Novillada de Flor de Jara pour Patrick Oliver, Thomas Joubert, Esaú Fernández.
11 h, beau soleil, deux tiers d'arènes.
Les novillos de Flor de Jara, jolis, bien armés, illustrèrent avec bonheur différentes nuances du cárdeno. Aux piques, 15 rencontres au total, leurs mérites furent divers, le premier étant le seul réellement brave.
Patrick Oliver, vert et or, reçut ce premier, cárdeno tout court, par des véroniques de bonne facture. Excellente prestation de Gabin Rehabi lors de trois rencontres bien dosées qui permirent au bicho d'exprimer sa bravoure sans anéantir ses forces. Bonne entame du travail de muleta par naturelles qui déclenchent la musique. Mais le novillo s'éteint rapidement et le novillero - qui ne se croise pas beaucoup – l'imite. Deux pinchazos suivi d'une épée contraire entière. Palmas pour le novillo, palmitas pour le jeune homme.
Le deuxième utrero, cárdeno mulato, fera preuve de mansedumbre au cours de quatre rencontres avec la cavalerie. Muleta en main, Thomas Joubert, lilas et or, subira une voltereta heureusement sans conséquence. L'animal est difficile, en particulier à gauche. Thomas instrumente par derechazos et se bat courageusement mais sans parvenir à s'imposer. Conclusion laborieuse par une épée atravesada, un avis, un pinchazo, une épée delantera. Palmitas.
Le dénommé Molestito, negro entrepelado, titube à la sortie d'un première pique longue, « pompée », sévère. Il en prendra une seconde toujours appuyée mais brève. Ayant bien récupéré de ce double assaut, il se révèle noble et mobile, le meilleur novillo de la matinée. Par chance, il échoit à Esaú Fernández, chocolat et or, le meilleur novillero de la matinée. Le trasteo débute par un cambio de espalda et se poursuit par des redondos remarquablement « templés », suivis de naturelles du même acabit. Un pinchazo, une entière concluante, une oreille fêtée. Applaudissements au novillo.
Le numéro 4 est un cárdeno oscuro qui donne de la corne dans la cape d'un Patrick Oliver dépassé. Il prend un première pique à grands coups de tête dans le caparaçon puis un seconde copieusement pompée. Le novillero demande et obtient le changement de tercio.

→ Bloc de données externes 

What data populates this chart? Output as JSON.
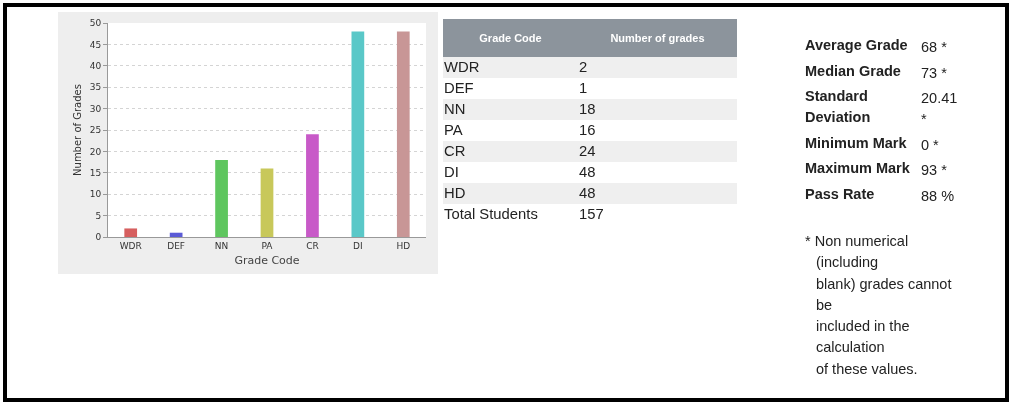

Une troisième pique n'aurait pas été, peut-être, superflue. L'animal s'avère difficile, bronco, « cornéant » tous azimuts. Patrick s'en tire par deux pinchazos, suivis d'une estocade entière superbe.
Suit un autre cárdeno oscuro costaud, très applaudi à son apparition en piste. Thomas Joubert dessine de jolies véroniques, Le bicho pousse fort sur un pique trop en arrière. Après une longue sollicitation, il en accepte une seconde sur laquelle il pousse brièvement puis s'endort, s'écarte pour recharger dans un mauvais style. Ce novillo se révèle tardo à la muleta. Efforts méritoires mais peu productifs de Thomas pour l'animer. L'ensemble est fort décousu. Un pinchazo, une épée delantera. Silence.
Le sixième, encore applaudi à son apparition, présente une superbe robe cárdeno, girón, calzado, lucero, coletero (reportez-vous à vos dictionnaires spécialisés habitules). Esaú Fernández le reçoit avec beaucoup de détermination à la cape. Première pique dans l'épaule, deuxième "pompée". Le changement de tercio demandé par le novillero est accordé. Esaú a « brindé » au Fundi. Il débute à gauche avec un novillo trop compliqué qu'il parvient à canaliser mais sans pouvoir construire une véritable faena. Bajonazo mortel. Applaudissements.
En résumé, novillos très intéressants, Esaú Fernández à peu près au niveau, le deux français, bien trop verts.